I'm sure my car would go much faster if I strapped a rocket engine to
the roof, but speed isn't the only relevant consideration. :) There's
sometimes a choice to be made between risk and performance.

It's important to note that CSP doesn't, in fact, ban inline style. A
developer can choose to allow inline style by adding 'unsafe-inline'
as a whitelisted source of style, though of course that increases her
risk of some forms of XSS attack. That's a choice she is in the best
position to evaluate.

>  * Allow inline style in the page’s `head`, possibly using an
> `unsafe-inline-in-head` directive
>   - I’m not certain, but I think it’s safe to assume that user-generated
> content does not get included to the page’s `head`, at least in most cases.
>   - The same directive can probably be beneficial for scripts as well.

I don't think it's safe to assume that developers won't echo
user-controlled data in a document's head. Twitter, for instance,
echos the username in the ID of two inline style blocks (not to pick
on Twitter; that was just the first site I checked, and it looks like
they're being careful about escaping). Debug comments in a document's
head are also fairly common, as well as advertisement setup code that
encode the current URL.

Still, the idea of scoping the whitelist to a document's head is
interesting. I'm not sure the complexity is worth the benefit, but I
do think it's worth some discussion. Some quantification of the
performance impact

>  * Allow a nonce to enable inline styles, even if inline styles are blocked
> by default.
>   - Since this is permitted for scripts, I don’t see any security downsides
> here.

If there's a good use case for `style-nonce`, it sounds reasonable to add it.
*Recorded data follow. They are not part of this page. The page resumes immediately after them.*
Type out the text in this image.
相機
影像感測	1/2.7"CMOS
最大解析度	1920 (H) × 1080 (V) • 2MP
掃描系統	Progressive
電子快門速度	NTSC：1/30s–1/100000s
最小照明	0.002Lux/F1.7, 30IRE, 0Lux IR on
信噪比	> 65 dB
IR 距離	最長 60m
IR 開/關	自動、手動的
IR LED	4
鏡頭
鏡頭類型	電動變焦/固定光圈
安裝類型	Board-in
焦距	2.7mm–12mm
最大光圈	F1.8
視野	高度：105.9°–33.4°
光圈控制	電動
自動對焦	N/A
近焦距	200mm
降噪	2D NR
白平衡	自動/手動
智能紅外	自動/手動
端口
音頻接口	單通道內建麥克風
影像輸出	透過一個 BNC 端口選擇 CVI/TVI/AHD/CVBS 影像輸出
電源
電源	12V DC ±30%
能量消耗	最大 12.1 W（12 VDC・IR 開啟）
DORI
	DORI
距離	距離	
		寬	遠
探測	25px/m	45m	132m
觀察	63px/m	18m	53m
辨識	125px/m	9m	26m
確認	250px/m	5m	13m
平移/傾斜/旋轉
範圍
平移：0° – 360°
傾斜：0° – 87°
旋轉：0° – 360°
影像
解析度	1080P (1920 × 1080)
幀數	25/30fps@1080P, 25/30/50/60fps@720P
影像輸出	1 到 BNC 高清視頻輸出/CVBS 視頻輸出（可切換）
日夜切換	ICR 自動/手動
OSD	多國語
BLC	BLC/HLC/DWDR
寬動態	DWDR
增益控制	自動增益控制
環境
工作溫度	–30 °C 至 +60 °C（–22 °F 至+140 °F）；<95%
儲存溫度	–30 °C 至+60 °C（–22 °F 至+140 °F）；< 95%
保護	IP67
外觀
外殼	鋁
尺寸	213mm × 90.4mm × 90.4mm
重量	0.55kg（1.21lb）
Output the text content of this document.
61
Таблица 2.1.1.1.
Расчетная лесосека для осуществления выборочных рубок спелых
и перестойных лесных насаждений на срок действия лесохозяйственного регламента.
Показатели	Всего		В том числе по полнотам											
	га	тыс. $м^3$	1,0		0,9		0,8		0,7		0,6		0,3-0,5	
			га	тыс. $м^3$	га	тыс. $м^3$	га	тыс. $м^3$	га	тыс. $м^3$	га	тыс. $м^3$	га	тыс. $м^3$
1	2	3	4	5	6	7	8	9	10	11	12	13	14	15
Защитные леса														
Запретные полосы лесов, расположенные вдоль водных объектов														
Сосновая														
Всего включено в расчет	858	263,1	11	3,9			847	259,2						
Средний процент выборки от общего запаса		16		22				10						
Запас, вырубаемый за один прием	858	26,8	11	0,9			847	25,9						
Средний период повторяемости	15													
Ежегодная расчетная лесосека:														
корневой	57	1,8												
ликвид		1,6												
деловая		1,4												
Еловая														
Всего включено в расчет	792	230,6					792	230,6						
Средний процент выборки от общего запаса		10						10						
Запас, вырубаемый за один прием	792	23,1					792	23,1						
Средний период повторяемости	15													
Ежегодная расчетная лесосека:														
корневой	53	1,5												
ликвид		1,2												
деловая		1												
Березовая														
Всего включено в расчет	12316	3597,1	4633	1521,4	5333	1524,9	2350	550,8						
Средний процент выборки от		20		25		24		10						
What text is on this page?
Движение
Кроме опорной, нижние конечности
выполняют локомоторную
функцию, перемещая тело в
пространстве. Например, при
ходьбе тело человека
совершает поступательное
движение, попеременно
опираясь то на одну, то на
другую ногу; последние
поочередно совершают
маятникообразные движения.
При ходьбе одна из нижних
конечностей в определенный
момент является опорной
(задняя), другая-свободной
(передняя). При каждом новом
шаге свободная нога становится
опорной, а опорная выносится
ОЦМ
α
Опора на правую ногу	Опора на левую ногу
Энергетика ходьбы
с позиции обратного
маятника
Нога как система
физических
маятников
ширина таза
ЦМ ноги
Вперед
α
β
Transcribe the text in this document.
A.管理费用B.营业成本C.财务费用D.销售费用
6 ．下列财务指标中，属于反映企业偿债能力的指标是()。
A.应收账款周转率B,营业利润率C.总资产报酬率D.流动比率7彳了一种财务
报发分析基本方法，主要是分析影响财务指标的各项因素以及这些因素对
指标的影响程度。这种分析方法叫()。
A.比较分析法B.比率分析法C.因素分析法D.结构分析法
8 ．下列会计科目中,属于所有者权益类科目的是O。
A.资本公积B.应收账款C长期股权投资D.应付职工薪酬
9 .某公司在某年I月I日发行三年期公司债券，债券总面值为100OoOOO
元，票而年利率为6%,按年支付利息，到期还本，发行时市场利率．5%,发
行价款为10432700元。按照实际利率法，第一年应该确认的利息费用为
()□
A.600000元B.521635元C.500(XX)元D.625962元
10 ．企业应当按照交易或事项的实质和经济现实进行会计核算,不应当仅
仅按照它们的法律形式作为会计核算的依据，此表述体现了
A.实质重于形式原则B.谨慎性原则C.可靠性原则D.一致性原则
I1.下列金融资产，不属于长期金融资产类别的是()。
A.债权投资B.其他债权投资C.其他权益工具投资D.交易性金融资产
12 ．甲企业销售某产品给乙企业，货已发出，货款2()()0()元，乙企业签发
> Please note that a “nonce” based solution will make it impossible for some
> Web developers to include only certain inline scripts and styles, since they
> only have control on their site’s client-side code and a random nonce
> requires server-side logic.

If developers don't have access to their server, then they're going to
have a hard time using CSP in general; the preferred delivery
mechanism is an HTTP header, and WebKit is the only engine that
implements the still-experimental <meta> delivery mechanism.